Anemia Doubles Mortality Risk in Pregnant Women
Anemia is emerging as a threat that can increase mortality risk in pregnant women, revealed research. The study involved over 300,000 women across 29 countries.
Anemia -- a condition characterised by the lack of healthy red blood cells -- affects 32 million pregnant women worldwide and up to half of all pregnant women in low and middle-income countries.

The study, led by one of an Indian-origin and published in the journal The Lancet Global Health, showed that the odds of maternal death were twice as high in those with severe anemia compared with those without severe anemia. Severe anemia was defined as antenatal or postnatal haemoglobin concentrations of less than 70 g/L in a blood sample obtained before death.
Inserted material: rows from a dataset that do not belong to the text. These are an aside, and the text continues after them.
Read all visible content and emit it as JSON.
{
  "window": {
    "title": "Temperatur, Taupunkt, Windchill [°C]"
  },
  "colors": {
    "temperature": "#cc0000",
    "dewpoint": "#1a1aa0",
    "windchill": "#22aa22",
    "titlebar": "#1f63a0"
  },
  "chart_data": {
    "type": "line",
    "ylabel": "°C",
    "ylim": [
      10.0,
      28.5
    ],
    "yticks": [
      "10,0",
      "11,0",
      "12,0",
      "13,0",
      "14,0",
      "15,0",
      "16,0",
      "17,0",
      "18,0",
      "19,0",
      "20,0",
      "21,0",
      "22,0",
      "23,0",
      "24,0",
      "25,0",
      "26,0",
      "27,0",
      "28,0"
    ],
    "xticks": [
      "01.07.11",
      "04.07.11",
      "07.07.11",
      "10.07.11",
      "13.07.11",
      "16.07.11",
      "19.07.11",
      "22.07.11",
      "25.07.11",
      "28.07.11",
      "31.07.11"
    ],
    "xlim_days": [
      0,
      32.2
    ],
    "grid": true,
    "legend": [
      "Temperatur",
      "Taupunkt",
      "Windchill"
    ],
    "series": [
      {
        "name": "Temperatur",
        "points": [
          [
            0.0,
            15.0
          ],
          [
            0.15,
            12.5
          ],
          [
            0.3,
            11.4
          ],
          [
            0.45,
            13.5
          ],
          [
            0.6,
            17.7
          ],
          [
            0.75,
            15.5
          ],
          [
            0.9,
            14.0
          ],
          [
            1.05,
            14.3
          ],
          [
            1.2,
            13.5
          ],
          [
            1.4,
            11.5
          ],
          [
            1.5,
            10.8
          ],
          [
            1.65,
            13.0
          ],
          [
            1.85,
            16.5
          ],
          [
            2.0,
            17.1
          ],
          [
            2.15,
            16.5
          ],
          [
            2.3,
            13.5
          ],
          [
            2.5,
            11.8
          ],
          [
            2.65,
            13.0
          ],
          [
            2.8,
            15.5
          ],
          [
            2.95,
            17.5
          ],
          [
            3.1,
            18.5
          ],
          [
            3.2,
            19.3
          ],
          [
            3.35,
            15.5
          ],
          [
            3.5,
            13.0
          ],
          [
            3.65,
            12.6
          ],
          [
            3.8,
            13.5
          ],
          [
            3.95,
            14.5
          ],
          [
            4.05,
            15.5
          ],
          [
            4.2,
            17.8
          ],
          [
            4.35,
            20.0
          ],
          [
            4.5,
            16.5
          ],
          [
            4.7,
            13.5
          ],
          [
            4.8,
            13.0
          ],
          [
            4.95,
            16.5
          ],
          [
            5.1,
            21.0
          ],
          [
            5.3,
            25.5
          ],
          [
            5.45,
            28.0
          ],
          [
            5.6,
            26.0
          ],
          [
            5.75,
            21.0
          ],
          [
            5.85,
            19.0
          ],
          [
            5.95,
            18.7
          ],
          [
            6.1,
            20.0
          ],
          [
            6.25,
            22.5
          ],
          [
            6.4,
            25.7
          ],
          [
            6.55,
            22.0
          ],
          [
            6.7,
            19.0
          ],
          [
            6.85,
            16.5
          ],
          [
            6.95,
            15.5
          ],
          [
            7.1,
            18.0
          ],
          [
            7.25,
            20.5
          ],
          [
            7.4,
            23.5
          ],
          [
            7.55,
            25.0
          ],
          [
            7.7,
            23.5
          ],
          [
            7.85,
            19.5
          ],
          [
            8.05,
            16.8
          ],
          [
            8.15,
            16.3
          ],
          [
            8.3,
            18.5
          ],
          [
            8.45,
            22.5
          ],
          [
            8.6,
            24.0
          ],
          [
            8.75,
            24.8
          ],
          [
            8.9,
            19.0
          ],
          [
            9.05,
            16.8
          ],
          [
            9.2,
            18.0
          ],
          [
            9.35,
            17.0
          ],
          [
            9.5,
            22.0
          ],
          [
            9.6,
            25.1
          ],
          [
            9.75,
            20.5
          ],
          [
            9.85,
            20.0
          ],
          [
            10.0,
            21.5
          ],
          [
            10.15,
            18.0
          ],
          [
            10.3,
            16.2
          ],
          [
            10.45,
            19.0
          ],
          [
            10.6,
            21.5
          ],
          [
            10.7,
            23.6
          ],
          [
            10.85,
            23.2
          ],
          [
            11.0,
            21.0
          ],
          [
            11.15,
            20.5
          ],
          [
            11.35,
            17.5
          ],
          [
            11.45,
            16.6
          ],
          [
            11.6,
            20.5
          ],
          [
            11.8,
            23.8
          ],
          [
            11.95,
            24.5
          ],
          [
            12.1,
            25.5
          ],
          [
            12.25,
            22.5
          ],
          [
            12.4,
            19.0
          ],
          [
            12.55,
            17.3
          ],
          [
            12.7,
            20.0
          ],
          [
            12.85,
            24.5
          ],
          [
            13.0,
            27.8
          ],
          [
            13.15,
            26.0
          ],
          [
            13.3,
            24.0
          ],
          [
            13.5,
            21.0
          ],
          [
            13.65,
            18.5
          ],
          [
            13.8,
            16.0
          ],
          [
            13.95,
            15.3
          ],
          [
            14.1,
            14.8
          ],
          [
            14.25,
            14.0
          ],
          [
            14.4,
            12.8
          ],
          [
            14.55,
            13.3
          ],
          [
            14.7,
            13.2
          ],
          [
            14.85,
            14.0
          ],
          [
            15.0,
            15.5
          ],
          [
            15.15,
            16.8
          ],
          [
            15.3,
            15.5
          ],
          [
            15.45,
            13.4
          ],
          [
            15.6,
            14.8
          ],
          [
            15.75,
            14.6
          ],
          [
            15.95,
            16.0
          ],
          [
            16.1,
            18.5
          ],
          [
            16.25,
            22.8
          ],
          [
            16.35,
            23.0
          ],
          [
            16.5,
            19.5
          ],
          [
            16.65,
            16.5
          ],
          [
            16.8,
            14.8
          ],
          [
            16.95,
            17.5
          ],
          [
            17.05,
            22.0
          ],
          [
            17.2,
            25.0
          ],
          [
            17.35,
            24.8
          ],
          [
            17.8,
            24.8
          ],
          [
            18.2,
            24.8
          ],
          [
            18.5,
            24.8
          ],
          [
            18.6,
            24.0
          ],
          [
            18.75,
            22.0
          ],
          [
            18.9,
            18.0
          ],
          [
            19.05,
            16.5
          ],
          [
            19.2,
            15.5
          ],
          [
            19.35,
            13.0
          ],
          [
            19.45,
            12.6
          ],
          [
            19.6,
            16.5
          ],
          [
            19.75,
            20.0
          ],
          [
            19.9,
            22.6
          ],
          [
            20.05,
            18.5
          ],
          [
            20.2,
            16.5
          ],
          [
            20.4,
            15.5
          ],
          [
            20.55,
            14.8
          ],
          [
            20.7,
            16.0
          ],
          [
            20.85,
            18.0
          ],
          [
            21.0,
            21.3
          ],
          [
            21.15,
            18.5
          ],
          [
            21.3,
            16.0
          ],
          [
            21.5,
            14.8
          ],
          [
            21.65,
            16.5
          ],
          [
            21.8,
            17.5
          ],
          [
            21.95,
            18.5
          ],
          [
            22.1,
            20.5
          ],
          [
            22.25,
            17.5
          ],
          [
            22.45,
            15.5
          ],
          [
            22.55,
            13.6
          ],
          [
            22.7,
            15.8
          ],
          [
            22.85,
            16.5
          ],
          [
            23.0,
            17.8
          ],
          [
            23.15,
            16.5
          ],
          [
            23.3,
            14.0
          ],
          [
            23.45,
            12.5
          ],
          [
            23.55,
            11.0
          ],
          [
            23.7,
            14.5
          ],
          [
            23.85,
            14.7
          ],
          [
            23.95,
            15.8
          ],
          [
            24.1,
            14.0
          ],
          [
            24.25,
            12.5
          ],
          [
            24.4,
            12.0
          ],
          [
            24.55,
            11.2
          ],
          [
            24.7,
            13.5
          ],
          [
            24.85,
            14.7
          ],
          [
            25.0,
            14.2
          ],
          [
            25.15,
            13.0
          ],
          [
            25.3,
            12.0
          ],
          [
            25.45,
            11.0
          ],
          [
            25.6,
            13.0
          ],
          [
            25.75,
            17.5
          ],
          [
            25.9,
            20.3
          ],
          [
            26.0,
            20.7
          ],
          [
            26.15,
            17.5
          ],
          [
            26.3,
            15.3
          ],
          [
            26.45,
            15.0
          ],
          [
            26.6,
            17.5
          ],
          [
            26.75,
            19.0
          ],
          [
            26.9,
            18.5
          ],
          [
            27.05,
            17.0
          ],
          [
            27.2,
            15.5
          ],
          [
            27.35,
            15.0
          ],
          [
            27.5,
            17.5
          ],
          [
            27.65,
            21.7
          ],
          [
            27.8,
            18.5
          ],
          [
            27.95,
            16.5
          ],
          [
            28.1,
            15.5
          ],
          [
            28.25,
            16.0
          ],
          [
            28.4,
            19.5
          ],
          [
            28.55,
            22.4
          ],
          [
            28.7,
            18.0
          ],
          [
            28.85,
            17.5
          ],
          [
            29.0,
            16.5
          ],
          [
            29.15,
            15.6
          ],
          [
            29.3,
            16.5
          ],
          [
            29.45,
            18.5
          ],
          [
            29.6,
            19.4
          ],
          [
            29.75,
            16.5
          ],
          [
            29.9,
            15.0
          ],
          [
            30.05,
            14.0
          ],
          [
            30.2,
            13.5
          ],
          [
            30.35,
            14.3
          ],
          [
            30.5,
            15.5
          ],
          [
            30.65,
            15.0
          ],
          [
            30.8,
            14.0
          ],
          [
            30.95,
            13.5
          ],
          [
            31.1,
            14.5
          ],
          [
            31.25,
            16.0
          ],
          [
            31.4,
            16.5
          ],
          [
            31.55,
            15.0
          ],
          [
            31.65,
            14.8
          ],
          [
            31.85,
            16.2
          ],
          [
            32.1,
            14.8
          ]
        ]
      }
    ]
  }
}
"If a woman develops severe anemia at any point in her pregnancy or in the seven days after delivery, she is at a higher risk of dying, making urgent treatment even more important," said Jahnavi Daru, a post-doctoral student at London's Queen Mary University. "Anemia is a readily treatable condition but the existing approaches so far have not been able to tackle the problem. Clinicians, policy makers, and healthcare professionals should now focus their attention on preventing anemia, using a multifaceted approach, not just hoping that iron tablets will solve the problem," Daru said. Strategies for the prevention and treatment of maternal anemia include providing oral iron tablets for pregnant women, food fortification with iron, improving access to antenatal care in remote areas, hookworm treatment, and access to transfusion services, the researchers added.

For the study, the team looked at World Health Organization (WHO) data on 3,12,281 pregnancies in 29 countries across Latin America, Africa, Western Pacific, Eastern Mediterranean, and South East Asia. Of these, 4,189 women had severe anemia and were matched with 8,218 women without severe anemia.